Sunday, April 5, 2009

Digital Sandbags and the Rising Floodwaters

# 019 April 5, 2009

Yesterday was a beautiful day, one I enjoyed tremendously with my family. Great sunshine, nice breeze… perfect for helping to dry out our soggy little corner of the world. These are all the ingredients that make life special.

Today, however it is raining again...Ouch.

In some ways these past few days are a good analogy for our current economic situation… rain, rain, rain, then a wonderful sunny day (hope)… and then more rain.

On the sunny side, the DOW finished with an upswing this week, breaking the 8,000 barrier – cheers, cheers. Other good news:

If you are looking for a yacht, word is you can buy a 43’ Hatteras for about $45, 000! This is amazing, since the Hatteras is the standard for large cabin cruisers. Just a couple of years ago you would have paid about $150,000 or more for the same boat!

Home prices are falling lower each day. As a matter of fact they are down about 18% this month and still dropping. Interest rates are at a multi –year low. This is truly a buyer’s market, there are a tremendous amount of homes for sale today with very motivated sellers. You can actually buy a home today for about ½ the price you would have paid in 2005. Now that’s good news (if you are a buyer)!

Car sales were up in March. Well, up over the number of sales in February. Which sad to say was one of the slowest months since WWII.

Let’s not forget the great news coming out of the much hyped G-20 summit. Here are a few tidbits of the answers our great leaders produced:

$1.1 Trillion in loans and guarantees for poor countries (I’m sure the USG can print our part of this money first of this week).

An agreement to set up a new global “Financial Stability Board” to serve as a sort of financial early warning system of systemic crisis in the future (wow, just the sound of that makes me think of sunny skies and happy days).

In another step that almost makes me feel the warm rays of the sun beating down on me, they pledged (at the urging of the European leaders) to extend (and add more) regulations to cover hedge funds.

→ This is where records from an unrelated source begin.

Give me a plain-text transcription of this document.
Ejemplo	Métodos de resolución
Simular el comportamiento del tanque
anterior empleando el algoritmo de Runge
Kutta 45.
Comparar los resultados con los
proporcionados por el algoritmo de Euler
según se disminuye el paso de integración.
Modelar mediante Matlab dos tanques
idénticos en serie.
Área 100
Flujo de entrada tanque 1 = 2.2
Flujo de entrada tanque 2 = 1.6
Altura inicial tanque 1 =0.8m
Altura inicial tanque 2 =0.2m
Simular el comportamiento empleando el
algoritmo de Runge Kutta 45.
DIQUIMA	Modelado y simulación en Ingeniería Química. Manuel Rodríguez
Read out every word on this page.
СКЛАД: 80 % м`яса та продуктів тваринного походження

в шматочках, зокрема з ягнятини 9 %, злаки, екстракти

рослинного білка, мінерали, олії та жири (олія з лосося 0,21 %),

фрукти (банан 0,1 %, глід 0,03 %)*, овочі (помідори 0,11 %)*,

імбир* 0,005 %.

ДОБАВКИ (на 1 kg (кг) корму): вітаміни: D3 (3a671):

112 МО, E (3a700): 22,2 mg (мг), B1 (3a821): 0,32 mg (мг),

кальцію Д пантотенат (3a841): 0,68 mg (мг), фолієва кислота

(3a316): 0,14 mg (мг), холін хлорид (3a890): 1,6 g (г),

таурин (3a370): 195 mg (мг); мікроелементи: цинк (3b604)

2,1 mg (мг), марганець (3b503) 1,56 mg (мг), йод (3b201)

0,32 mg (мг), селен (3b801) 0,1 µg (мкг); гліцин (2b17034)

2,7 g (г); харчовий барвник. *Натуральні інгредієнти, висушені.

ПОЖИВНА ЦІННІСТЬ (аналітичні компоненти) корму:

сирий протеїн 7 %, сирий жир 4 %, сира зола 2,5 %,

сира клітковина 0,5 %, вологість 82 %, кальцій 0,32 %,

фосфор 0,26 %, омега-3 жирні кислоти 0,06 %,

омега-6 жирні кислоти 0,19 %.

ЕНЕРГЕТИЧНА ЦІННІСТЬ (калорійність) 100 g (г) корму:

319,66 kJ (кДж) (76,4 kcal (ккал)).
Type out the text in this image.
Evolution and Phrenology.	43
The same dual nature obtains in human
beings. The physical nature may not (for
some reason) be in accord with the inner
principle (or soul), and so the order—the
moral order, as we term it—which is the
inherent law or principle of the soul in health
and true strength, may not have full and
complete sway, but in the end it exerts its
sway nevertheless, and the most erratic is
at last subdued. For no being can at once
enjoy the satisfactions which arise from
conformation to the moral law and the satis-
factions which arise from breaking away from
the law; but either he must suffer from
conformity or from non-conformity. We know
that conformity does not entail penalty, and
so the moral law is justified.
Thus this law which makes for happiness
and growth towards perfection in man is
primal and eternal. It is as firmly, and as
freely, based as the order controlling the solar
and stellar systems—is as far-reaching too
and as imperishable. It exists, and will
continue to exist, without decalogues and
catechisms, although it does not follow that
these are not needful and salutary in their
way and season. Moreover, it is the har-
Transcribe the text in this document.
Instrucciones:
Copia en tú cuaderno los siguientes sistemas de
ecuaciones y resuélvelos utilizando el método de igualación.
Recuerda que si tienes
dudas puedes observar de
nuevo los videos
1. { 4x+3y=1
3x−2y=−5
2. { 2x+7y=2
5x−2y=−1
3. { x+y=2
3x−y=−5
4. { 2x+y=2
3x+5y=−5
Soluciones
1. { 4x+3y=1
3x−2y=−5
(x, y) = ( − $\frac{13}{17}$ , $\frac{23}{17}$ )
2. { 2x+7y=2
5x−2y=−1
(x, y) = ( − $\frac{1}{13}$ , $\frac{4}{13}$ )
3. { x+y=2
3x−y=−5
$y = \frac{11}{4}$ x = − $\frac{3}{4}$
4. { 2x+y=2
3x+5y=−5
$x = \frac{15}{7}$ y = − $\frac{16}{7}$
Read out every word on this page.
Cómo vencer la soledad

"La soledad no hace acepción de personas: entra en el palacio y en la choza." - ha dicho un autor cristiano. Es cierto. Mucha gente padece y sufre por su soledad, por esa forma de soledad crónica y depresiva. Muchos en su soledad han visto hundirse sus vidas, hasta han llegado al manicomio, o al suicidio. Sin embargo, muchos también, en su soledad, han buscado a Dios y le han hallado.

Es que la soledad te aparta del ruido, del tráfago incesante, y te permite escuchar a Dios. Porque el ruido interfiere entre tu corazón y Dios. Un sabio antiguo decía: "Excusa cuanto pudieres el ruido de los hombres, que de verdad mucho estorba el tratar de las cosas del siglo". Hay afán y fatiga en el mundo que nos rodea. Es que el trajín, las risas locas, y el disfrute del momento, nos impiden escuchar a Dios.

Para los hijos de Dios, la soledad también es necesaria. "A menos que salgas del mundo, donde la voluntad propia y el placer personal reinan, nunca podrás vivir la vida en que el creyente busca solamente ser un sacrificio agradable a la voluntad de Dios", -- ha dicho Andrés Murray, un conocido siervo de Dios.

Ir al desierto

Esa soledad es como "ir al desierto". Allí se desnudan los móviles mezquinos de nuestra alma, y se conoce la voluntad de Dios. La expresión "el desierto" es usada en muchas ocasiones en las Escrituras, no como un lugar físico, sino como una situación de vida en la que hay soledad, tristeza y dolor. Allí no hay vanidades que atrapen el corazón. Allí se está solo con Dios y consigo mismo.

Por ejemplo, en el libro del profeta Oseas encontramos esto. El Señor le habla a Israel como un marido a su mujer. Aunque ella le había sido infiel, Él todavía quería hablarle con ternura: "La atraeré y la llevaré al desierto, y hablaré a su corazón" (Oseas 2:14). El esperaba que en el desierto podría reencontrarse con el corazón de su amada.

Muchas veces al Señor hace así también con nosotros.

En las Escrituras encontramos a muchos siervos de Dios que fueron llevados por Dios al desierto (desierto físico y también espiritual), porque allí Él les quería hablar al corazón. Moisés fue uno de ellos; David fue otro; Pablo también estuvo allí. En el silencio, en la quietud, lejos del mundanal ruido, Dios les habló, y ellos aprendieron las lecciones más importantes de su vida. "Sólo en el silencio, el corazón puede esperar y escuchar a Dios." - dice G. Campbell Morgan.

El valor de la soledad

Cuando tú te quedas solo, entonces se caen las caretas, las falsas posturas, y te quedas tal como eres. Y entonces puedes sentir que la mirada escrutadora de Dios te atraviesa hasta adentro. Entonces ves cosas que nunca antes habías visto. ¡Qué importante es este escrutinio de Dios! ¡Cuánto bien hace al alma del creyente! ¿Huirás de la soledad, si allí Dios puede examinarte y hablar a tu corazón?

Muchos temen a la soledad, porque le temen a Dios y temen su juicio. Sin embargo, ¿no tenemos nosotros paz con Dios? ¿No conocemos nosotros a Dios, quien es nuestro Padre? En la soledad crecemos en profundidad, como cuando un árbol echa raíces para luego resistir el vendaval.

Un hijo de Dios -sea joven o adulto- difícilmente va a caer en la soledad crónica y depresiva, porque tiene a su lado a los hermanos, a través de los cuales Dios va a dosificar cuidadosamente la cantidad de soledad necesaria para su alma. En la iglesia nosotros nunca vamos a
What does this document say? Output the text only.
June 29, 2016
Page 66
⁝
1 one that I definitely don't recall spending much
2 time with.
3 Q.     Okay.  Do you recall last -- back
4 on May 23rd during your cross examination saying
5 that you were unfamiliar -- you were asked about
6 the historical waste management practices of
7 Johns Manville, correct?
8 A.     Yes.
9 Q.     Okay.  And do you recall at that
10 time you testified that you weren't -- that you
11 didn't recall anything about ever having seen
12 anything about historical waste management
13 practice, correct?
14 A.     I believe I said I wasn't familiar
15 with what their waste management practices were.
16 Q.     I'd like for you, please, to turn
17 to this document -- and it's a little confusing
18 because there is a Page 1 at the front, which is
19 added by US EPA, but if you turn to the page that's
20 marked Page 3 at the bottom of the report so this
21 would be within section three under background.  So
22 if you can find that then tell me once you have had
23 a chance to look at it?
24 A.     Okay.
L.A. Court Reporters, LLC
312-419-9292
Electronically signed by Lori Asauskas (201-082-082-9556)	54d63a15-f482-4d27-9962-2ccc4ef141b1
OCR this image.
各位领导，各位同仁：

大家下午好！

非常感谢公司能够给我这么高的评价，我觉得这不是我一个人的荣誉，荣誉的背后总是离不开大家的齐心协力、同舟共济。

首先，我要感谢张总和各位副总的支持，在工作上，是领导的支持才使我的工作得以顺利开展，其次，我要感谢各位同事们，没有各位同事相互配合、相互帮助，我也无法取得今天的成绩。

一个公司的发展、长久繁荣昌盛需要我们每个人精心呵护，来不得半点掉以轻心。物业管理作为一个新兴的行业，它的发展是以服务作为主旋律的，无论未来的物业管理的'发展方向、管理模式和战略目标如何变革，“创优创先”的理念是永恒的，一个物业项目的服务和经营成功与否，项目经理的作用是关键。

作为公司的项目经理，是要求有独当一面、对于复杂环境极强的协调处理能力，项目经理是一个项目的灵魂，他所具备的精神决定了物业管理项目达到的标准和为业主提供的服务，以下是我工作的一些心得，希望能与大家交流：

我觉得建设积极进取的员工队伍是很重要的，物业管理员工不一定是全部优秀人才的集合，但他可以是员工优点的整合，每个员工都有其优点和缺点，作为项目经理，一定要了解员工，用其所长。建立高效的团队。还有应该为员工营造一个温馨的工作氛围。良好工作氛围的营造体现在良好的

And last (but not least), they vowed to take action against Switzerland and the Caribbean nations, “declaring that the era of banking secrecy is over.”

It’s all ok, because our own President Hope called the G-20 summit the “turning point” in the global economic meltdown and praised the nations’ joint efforts as a historic step on the road to stability.

It all made me feel so good…

But alas, the sun has disappeared and today it is raining again.

The beauty of the summit was that our leaders were able to come up all these great ideas without once addressing the $684 Trillion in worldwide derivatives that are about to default. Or the fact that over $600 Billion in commercial loans are coming due in the U.S. alone this year… commercial real estate and commercial real estate development has been hard hit these past few months. When these loans come due will the USG have to fund another round of loans to save “those too big to fail”?

The USG announced Friday that unemployment was at 8.5% in March, up from 8.1% in February.

MSN Money ran an article the same day, stating real unemployment is at 15.6% (see the entire article here: http://articles.moneycentral.msn.com/learn-how-to-invest/The-real-unemployment-rate.aspx.) The article states the official USG unemployment rate does not include the 3.7 million (or more) that are working part time because they cannot find a full time job, it does not include those that have quit looking because they cannot find a job at all, nor does it include the massively underemployed that are working at half their previous pay, just to try to make ends meet.

The article gives an example of attorneys taking jobs as paralegals because that is all that’s available.

We may well become a majority nation of underemployed workers in very short order as a result of the serious contraction in the job market. This, coupled with the truly grave possibility of widespread inflation in consumer goods, could be the final nail in the coffin of our already weekend economy.

Every major indicator except the rising stock market spells more rain in the forecast. Rain is good. It cleans the skies, it refreshes the earth. It washes away the pollen, it replenishes our rivers, lakes and groundwater supplies. We must have rain. But what happens when it rains too much? Take a look at what the fine citizens of N. Dakota and Eastern Minnesota have been going through. Take a look at New Orleans even today, years after the floods (and how much money has the USG poured into New Orleans?).

Too much rain floods our land. It washes away our homes and everything in it. Flooding washes debris and trash into our topsoil rendering the land useless for farming… too much rain drowns us… kills us… and washes us away. There are few tragedies more devastating than a flood. You can fill all the sandbags you want, but they will not hold back continually rising floodwaters. Sandbags only work when the flood water is leveling or is receding.

The USG is printing digital sandbags as fast as they can to hold back the rising flood waters. Sandbags can only hold back so much water, and digital money can overcome only so many defaults. Will these digital sandbags be enough to stop the rising floodwaters?

Eventually the rain stops. The floodwaters recede. Live begins anew. The longest rain in history was 40 days and 40 nights. Humanity eventually recovered. It took a while, but we recovered. I wonder where we would be if Noah had spent his time filling sandbags and stacking them around his house instead of building the ark (in between attending summits and press conferences).

What are you doing to prepare for the flood? Stacking sandbags or building your ark? Just asking!